The IT governance process helps you align IT to achieve your business goals, protect assets, comply with legal and regulatory requirements and manage risks. Sound IT governance is the need of the hour for all organisations that are going digital. This is even more critical in highly regulated industries such as financial services. Most organisations in India are waking up to this reality. The question is how to get started. Here is a high-level approach for you:
Step 1
Start mapping the key risks across applications, infrastructure and people, and designing controls in a risk register. A few examples are below:
Information security risk
Antivirus should be installed on all devices
USB lock should be enabled on all devices. Exception approvals should be in place for users for whom the USB lock can be disabled.
All servers should be patched with the latest updates
All Personally Identifiable Information (PII) should be encrypted at rest
An Aadhaar Vault should be in place for Aadhaar number storage. Images containing Aadhaar number should be masked
Firewall logs need to be reviewed every month and suitable action needs to be taken.
People risk
Background verification checks for all candidates for employment.

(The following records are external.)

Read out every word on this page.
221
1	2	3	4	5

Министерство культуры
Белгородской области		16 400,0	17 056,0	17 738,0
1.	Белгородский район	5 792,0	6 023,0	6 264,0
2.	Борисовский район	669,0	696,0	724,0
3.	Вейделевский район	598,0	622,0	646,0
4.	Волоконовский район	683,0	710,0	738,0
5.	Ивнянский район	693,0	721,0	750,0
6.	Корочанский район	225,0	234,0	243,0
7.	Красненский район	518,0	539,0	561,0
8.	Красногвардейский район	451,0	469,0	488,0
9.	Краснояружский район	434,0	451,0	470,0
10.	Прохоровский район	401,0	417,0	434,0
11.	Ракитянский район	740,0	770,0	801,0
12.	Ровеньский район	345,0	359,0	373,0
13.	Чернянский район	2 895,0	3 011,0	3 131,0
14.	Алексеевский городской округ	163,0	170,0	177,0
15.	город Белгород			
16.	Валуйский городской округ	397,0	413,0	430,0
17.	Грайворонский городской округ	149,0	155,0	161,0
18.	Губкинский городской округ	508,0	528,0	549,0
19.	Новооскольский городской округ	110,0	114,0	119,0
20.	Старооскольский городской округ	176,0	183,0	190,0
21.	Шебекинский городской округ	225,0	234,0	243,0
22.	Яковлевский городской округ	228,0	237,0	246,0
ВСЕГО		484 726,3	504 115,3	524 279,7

Employee access should be revoked across all systems on the last working day of the employee
Physical security risk
CCTV installed at all entry & exit points and logs should be reviewed
Only approved users can access CCTV Camera
Visitor/third party employee registers should be maintained
Operational risk
Maker-checker should be implemented in applications, document review, system administration, database administration and transaction processing
Backups are checked and validated regularly
Step 2
Roll up all the controls into an IT policy document. Get the policy reviewed and approved by your board.
Step 3
All controls defined in the IT policy need to be implemented and tested. Define an audit calendar and ensure that all controls are tested over a period of time.
Step 4
Review the audit observations that do not comply with our IT controls. Tag them as high, medium & low. Ensure that the observations are fixed within a reasonable period of time.
Once you follow the above process for a few months you will get the hang of the IT governance ritual. Then start exploring popular frameworks such as COBIT / ITIL and improving your IT governance process.